More cleaners urgently need to be employed in hospitals, Unison said today after revelations that nurses and other staff have to regularly step in and clean wards.
A Nursing Times survey showed that nurses and health assistants are being forced to clean toilets and mop floors on top of their patient care duties.
It also found that more than half of the 1,000 NHS nurses and health assistants surveyed believed cleaning services for their ward were inadequate. Around a fifth admitted that their hospital trust had made cuts to cleaning services in the last year.

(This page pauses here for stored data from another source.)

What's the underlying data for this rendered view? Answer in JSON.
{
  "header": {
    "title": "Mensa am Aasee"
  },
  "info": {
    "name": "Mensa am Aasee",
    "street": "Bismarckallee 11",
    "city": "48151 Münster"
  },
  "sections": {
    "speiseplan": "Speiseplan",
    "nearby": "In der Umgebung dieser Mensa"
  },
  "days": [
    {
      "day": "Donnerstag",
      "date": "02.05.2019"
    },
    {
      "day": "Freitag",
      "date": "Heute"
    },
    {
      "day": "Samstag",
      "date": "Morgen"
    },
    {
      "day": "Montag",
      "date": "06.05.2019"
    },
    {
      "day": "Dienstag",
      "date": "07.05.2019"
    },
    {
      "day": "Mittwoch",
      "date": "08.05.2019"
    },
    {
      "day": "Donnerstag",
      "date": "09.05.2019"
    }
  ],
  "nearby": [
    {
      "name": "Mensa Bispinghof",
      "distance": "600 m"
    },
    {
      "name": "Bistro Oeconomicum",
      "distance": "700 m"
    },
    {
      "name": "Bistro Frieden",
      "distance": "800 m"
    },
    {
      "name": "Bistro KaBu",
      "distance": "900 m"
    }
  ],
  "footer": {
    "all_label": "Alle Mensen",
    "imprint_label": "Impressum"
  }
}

Some even reported cleaning corridors, computers, nursing stations and offices.
Unison's head of nursing Gail Adams said: "Hospital cleaners work incredibly hard day in, day out, to keep our hospitals clean and safe. But the basic fact is that in some wards there are not enough of them to provide a decent level of service.
Ms Adams criticised the last Tory government for outsourcing hospital cleaning to the lowest bidder which saw it "pared to the bone" as the number of hospital acquired infections rose.
"Cleaners are fundamental to infection control - boosting their numbers would help to save the NHS millions by cutting the number of hospital acquired infections."
Most of the nurses and health assistants surveyed said they had not received training for these additional cleaning requirements.
Royal College of Nursing adviser Rose Gallagher said: "This is not about saying nurses are too posh to wash. Cleaning in hospitals is not the same as cleaning your own home."
A Department of Health spokeswoman said: "Hospitals have a duty to provide a clean and safe environment for patients and they should do everything they can to ensure that nurses can spend as much time involved in patient care as possible."
It said NHS spending on cleaning was £937.9 million in 2010/11 - an increase of £40.7m from the previous financial year.